The oddness of Okinawa

If there is one place in the increasingly troubled East Asian region that captures all of the tensions over national identity, accidents of history, and the current geopolitical tensions that threaten to spill over into actual conflict, it is Okinawa. Consequently, it offers a small but illuminating window into some wider issues, and not just for students of Asian geopolitics.

The island has two principal claims to fame above and beyond its natural charms and the celebrated cheerfulness of its inhabitants. First, it was the scene of one of the most brutal and costly conflicts of the entire Second World War. Okinawa was the last island before American forces faced the prospect of invading the main Japanese islands. Resistance to American occupation was ferocious.

The American invasion resulted in the deaths of one third of the civilian population, some of whom committed mass suicide by throwing themselves from cliffs as the Americans advanced - in line with the advice of Emperor Hirohito. In addition to more than 100,000 Japanese military deaths, the US also lost more than 12,000 men in the single bloodiest conflict of the Pacific campaign. The prospect of having to repeat this process in the rest of Japan undoubtedly made the subsequent nuclear strikes in Hiroshima and Nagasaki more attractive. As ever, some lives are more valuable than others.

Whatever the you might think about the use of atomic weapons, in retrospect what is most remarkable, perhaps, is that when Hirohito eventually told his people that the game was up and that they should surrender, they did.
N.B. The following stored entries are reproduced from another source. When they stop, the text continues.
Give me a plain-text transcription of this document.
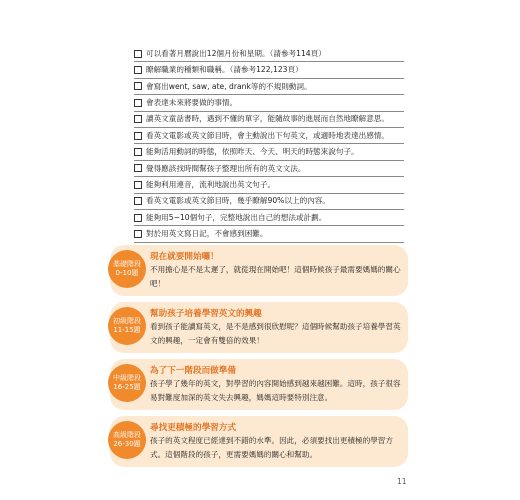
可以看著月曆說出12個月份和星期。（請參考114頁）
瞭解職業的種類和職稱。（請參考122,123頁）
會寫出went, saw, ate, drank等的不規則動詞。
會表達未來將要做的事情。
讀英文童話書時，遇到不懂的單字，能隨故事的進展而自然地瞭解意思。
看英文電影或英文節目時，會主動說出下句英文，或適時地表達出感情。
能夠活用動詞的時態，依照昨天、今天、明天的時態來說句子。
覺得應該找時間幫孩子整理出所有的英文文法。
能夠利用連音，流利地說出英文句子。
看英文電影或英文節目時，幾乎瞭解90%以上的內容。
能夠用5~10個句子，完整地說出自己的想法或計劃。
對於用英文寫日記，不會感到困難。
基礎階段
0-10題
現在就要開始囉！
不用擔心是不是太遲了，就從現在開始吧！這個時候孩子最需要媽媽的關心吧！
初級階段
11-15題
幫助孩子培養學習英文的興趣
看到孩子能讀寫英文，是不是感到很欣慰呢？這個時候幫助孩子培養學習英文的興趣，一定會有雙倍的效果！
中級階段
16-25題
為了下一階段而做準備
孩子學了幾年的英文，對學習的內容開始感到越來越困難。這時，孩子很容易對難度加深的英文失去興趣，媽媽這時要特別注意。
高級階段
26-30題
尋找更積極的學習方式
孩子的英文程度已經達到不錯的水準。因此，必須要找出更積極的學習方式。這個階段的孩子，更需要媽媽的關心和幫助。
11
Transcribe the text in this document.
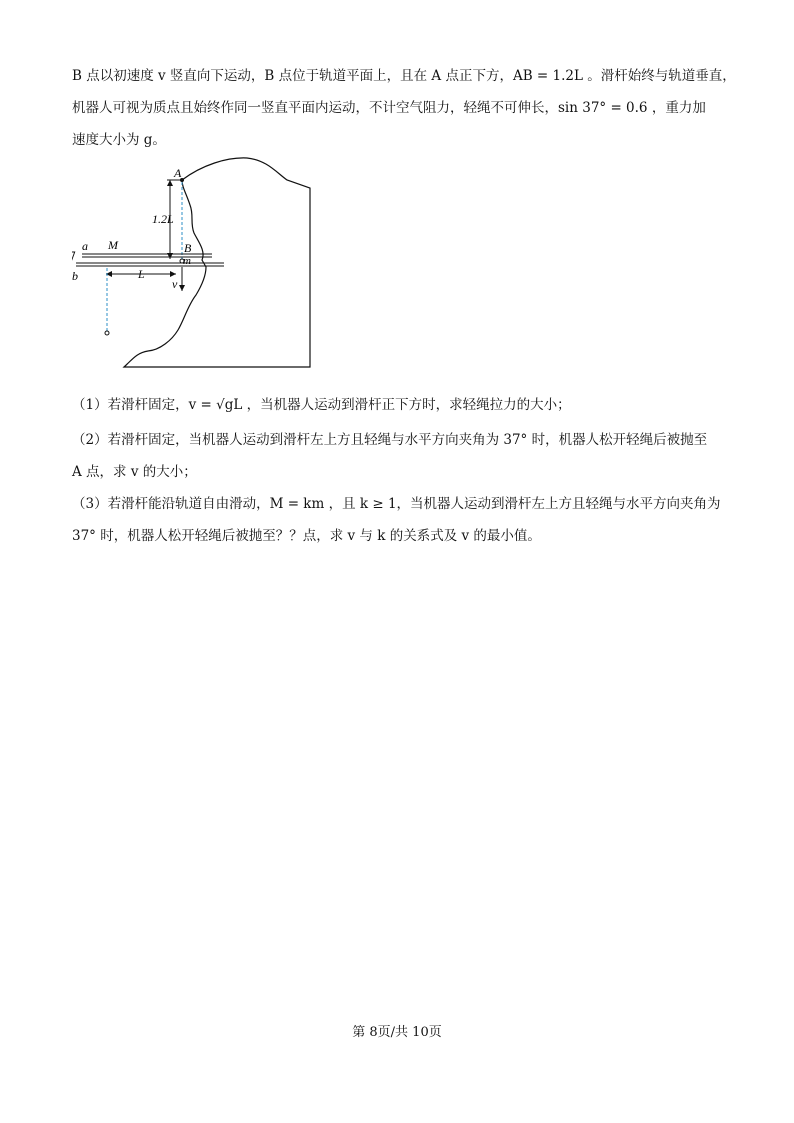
B 点以初速度 v 竖直向下运动，B 点位于轨道平面上，且在 A 点正下方，AB = 1.2L 。滑杆始终与轨道垂直，
机器人可视为质点且始终作同一竖直平面内运动，不计空气阻力，轻绳不可伸长，sin 37° = 0.6 ，重力加
速度大小为 g。
A
1.2L
a
b
M	B
m
L
v
（1）若滑杆固定，v = √gL ，当机器人运动到滑杆正下方时，求轻绳拉力的大小；
（2）若滑杆固定，当机器人运动到滑杆左上方且轻绳与水平方向夹角为 37° 时，机器人松开轻绳后被抛至
A 点，求 v 的大小；
（3）若滑杆能沿轨道自由滑动，M = km ，且 k ≥ 1，当机器人运动到滑杆左上方且轻绳与水平方向夹角为
37° 时，机器人松开轻绳后被抛至？？点，求 v 与 k 的关系式及 v 的最小值。
第 8页/共 10页
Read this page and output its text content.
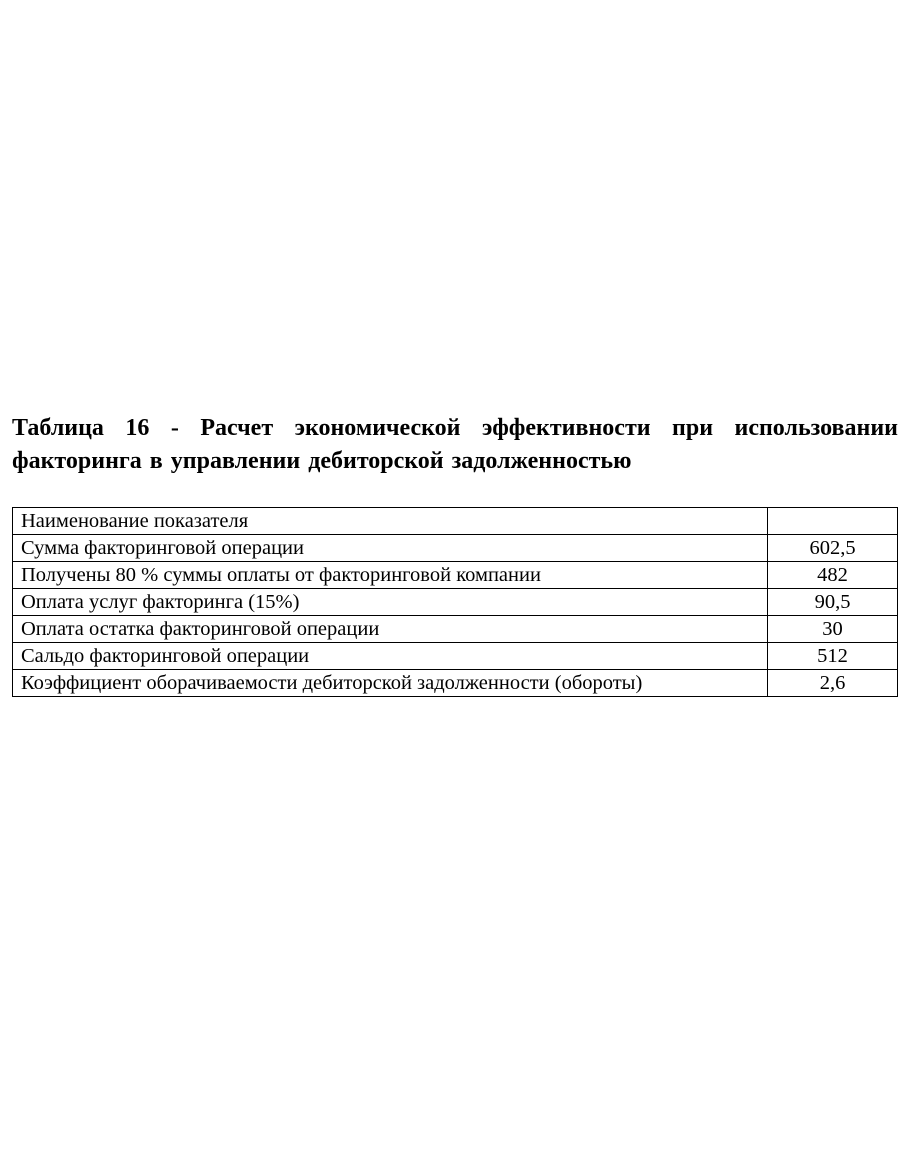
Таблица 16 - Расчет экономической эффективности при использовании факторинга в управлении дебиторской задолженностью

Наименование показателя	
Сумма факторинговой операции	602,5
Получены 80 % суммы оплаты от факторинговой компании	482
Оплата услуг факторинга (15%)	90,5
Оплата остатка факторинговой операции	30
Сальдо факторинговой операции	512
Коэффициент оборачиваемости дебиторской задолженности (обороты)	2,6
The horrors of Okinawa were not repeated in the rest of the Japanese archipelago primarily because people thought differently about the situation they found themselves in. Obedience to authority and the abnegation of personal responsibility can have complex and unpredictable consequences – something we might do well to remember.

Given this sort of history, though, it is hardly surprising that so many Japanese people are fiercely opposed to any suggestion that Japan should become a “normal” country with the sort of attitude to defense that many scholars and – more importantly - policymakers think is not only appropriate, but unavoidable. Indeed, many Japanese people remain implacably opposed to revising the so-called “peace constitution” which limits the role of Japan’s military to self-defense.

The second reason Okinawa is significant, therefore, is that it’s a very tangible reminder of how difficult it is to change the political facts on the ground, no matter what the majority of the people might want. Despite the reality that more than 80% of the locals are against it, Okinawa is home to one the US’s largest overseas military bases and provides a convenient “unsinkable aircraft carrier” close to China - Japan’s historical regional rival and the principal challenge to continuing American hegemony.

This is not simply an anti-American issue, though. Many Okinawans are unhappy with the way their views are ignored and over-ridden by their own government, too. The fact that successive Japanese governments lied about the presence of American nuclear weapons is but one, especially sensitive source of aggravation. It is no coincidence that a growing Okinawan independence movement is looking toward Scotland for inspiration. Even in the all too likely event that this separatist impulse does not get very far, it is emblematic of the difficulty any Japanese leader faces when dealing with a geopolitically crucial but perennially restive province.

While the US may finally have found the sort of “decisive” leader they have been hoping for in Japan, the rise of Shinzo Abe may create more problems than it solves, and not just for Japan. True, Abe is an enthusiastic supporter of the pivotally important alliance relationship, but this may only embolden him to take a harder line with China. After all, Abe must believe he can count on the US to underwrite Japan’s security in any possible conflict with China; that’s the very least he might expect from doing his bit of regional strategic “burden sharing”.

Lest some readers think this all sounds a bit far-fetched, it is worth pointing out that more than 50% of the public in both China and Japan think there will be a war between the two countries at some time in the future, possibly in the next few years. While popular opinion doesn’t always count for much that doesn’t mean it’s irrelevant either. This is why Okinawa is so potentially important: it may have wider lessons. Interest in independence movements may become contagious if Scotland goes its own way; Okinawa may not be alone in developing further symptoms.

Large military bases and the presence of foreign troops have always had the potential to have a deleterious impact on the local population, as we have seen in the Philippines, Thailand, and Japan. It’s not obvious that we will see the same sort of thing in Darwin or Garden Island - which looks increasingly like being the next link in a lengthening chain of bases - but we can’t be sure. One thing we can be confident of though: just like the Okinawans we probably won’t be consulted about something that could have a major impact on our collective security – however it’s defined.